Last August Callan outlined some of the issues raised by MiFID II, the second iteration of the Markets in Financial Instruments Directive. We wanted to provide an update on the directive, which took effect at the start of this year.
First some background. MiFID II is a European Union regulation that affects all European banks, fund managers, retail investors, pension funds, hedge funds, high-frequency traders, and exchanges and applies to equity, fixed income, commodity, currency, ETF, and futures markets. It also affects U.S.-based managers with operations and portfolio management teams in Europe.
It mandates that investment firms charge separately for research and brokerage services to avoid conflicts of interest. It also limits the trading volume in any one stock that changes hands within private markets or “dark pools” to 8%, and it provides pricing transparency for off-exchange markets. This affects how investment research is paid for, how trades are executed and documented, as well as how brokers share information, find the best prices, and pay one another.
Its intent is to promote more transparency and confidence in the financial markets in response to the Global Financial Crisis.
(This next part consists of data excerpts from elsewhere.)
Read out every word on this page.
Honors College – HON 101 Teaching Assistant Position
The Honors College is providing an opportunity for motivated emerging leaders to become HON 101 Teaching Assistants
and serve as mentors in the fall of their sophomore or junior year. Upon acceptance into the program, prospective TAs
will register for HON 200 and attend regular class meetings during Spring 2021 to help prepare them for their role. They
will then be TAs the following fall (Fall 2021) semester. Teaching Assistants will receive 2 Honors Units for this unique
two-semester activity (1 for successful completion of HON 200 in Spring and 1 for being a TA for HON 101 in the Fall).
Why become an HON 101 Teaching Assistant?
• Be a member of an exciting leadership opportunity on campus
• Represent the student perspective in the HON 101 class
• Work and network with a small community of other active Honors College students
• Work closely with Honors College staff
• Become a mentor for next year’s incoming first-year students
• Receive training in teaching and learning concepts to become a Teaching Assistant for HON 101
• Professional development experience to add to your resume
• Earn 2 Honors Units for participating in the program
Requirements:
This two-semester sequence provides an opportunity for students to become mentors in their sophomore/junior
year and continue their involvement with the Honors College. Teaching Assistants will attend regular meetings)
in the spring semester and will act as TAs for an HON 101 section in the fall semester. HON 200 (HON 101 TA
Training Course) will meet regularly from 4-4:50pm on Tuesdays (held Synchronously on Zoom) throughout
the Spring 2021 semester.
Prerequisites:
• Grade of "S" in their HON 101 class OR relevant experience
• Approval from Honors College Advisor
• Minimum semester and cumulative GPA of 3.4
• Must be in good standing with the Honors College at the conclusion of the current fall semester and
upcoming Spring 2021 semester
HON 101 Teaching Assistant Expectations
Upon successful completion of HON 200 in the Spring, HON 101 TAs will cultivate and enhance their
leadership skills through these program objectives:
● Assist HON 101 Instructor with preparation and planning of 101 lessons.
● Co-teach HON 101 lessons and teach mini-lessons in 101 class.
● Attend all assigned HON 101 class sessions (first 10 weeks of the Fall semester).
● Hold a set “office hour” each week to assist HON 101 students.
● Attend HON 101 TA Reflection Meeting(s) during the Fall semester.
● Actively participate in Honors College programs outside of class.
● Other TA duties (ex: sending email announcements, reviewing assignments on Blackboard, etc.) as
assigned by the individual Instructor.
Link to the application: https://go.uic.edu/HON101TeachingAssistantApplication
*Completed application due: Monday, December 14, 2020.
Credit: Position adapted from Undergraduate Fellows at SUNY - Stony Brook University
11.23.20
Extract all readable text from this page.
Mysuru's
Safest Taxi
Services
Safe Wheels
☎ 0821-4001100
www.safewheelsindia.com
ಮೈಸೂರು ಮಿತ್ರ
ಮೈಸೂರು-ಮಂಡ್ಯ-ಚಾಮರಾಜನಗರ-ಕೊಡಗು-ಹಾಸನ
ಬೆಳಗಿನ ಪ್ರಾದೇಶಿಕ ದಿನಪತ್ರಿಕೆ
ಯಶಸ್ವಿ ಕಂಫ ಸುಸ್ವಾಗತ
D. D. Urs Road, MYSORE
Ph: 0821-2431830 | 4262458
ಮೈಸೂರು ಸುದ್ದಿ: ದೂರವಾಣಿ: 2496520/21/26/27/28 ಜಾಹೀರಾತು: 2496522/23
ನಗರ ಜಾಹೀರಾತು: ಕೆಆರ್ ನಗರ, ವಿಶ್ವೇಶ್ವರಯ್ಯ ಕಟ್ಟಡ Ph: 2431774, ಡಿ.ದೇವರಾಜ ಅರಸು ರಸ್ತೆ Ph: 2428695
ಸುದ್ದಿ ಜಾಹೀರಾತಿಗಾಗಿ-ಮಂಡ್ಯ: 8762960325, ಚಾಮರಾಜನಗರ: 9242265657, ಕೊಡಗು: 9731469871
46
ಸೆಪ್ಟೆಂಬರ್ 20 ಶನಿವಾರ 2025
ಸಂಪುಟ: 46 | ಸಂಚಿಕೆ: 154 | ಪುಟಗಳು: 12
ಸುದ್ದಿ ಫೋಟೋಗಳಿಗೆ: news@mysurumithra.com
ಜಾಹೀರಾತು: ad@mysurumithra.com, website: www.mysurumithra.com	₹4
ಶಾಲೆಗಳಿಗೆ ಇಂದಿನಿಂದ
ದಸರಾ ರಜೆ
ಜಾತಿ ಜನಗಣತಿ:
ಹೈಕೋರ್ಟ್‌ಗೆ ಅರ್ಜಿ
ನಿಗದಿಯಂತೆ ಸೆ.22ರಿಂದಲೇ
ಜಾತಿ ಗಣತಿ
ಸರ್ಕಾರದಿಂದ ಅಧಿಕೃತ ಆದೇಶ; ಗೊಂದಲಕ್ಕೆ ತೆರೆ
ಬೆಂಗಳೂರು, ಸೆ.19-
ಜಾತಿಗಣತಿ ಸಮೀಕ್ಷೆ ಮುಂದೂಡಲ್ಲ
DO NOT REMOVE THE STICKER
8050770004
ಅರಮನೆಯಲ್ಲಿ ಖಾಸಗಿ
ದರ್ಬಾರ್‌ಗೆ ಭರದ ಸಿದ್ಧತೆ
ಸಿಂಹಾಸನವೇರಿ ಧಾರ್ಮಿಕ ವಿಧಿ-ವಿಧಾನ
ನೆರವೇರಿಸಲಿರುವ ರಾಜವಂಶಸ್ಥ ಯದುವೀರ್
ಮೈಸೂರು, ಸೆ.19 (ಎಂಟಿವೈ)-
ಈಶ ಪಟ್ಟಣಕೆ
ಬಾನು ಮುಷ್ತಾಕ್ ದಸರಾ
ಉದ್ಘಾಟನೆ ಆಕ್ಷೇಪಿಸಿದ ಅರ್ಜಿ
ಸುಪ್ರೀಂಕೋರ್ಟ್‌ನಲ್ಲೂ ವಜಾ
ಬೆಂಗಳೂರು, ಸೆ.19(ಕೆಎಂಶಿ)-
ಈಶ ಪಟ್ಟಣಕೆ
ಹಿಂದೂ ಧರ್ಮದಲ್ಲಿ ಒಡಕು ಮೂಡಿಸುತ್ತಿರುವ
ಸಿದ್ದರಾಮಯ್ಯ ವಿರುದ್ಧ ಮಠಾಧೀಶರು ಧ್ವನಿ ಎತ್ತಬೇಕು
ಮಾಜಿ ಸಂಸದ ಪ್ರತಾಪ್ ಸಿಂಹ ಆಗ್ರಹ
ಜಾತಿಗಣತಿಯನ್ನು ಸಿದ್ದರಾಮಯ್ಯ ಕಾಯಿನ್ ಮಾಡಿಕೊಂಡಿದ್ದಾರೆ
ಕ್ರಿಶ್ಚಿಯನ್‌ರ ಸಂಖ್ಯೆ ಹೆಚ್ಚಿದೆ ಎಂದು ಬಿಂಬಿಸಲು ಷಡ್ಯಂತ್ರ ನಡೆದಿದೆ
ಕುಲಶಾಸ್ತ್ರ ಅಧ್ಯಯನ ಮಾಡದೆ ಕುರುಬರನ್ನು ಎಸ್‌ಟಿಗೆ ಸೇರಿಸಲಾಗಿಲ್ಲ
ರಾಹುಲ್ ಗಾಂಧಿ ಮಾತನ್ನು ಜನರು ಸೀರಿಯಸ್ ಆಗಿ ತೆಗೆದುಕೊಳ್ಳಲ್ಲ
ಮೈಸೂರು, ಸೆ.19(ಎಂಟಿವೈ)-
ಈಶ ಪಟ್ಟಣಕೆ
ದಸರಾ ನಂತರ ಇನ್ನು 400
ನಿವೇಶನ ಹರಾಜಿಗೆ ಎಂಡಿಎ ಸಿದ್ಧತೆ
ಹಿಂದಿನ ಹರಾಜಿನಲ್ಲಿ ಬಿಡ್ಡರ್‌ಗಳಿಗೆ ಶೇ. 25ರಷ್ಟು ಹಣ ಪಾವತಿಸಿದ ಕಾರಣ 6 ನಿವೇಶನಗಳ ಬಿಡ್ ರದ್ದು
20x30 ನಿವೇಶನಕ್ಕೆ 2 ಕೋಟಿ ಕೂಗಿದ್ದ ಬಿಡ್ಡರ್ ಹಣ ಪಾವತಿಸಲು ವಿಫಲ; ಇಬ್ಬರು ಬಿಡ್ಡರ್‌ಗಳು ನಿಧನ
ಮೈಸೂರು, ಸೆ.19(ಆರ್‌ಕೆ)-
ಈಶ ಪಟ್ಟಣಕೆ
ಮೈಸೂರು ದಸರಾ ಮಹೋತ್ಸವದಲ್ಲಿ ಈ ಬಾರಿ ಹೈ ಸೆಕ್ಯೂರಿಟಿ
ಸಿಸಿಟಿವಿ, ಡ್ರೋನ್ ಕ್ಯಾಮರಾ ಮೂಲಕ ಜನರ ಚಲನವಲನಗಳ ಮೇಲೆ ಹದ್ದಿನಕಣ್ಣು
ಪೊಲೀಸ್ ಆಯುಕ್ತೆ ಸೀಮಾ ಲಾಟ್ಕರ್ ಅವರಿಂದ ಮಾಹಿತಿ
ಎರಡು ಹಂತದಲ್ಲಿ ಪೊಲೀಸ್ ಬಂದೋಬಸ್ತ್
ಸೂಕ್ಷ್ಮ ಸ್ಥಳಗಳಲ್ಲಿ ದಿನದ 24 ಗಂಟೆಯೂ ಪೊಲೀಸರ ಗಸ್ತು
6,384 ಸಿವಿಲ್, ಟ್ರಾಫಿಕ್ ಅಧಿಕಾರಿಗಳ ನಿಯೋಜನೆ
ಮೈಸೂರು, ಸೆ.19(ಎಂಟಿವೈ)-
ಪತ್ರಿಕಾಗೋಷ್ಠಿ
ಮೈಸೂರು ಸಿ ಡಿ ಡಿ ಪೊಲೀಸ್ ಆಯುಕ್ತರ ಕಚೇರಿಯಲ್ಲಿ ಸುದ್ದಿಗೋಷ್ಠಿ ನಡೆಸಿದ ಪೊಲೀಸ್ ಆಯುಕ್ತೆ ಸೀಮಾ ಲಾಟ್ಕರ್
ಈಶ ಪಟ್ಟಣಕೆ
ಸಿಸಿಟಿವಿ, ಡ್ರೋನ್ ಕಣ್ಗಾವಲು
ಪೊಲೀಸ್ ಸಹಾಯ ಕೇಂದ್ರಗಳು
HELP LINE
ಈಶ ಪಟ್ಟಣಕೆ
What Has Been the Response?
While the legislation requires transparency, investment managers can choose how to allocate their unbundled research costs—either proportionately to clients or absorbed at the firm level, which has been the more common response. Although the United States has not introduced similar legislation, some U.S.-based managers have incorporated MiFID II requirements across their client base.
Impact
The most direct impact is the unbundling of investment manager research costs. Managers affected by the regulation will now be required to budget research and trading costs separately.
Disaggregating trading and research costs as well as the reporting required may increase total costs for investment managers. This could disadvantage smaller organizations with fewer resources. Additionally, the sell-side community may be impacted by the need to offer separate services, perhaps leading to fewer sell-side research firms remaining viable for the investment management community.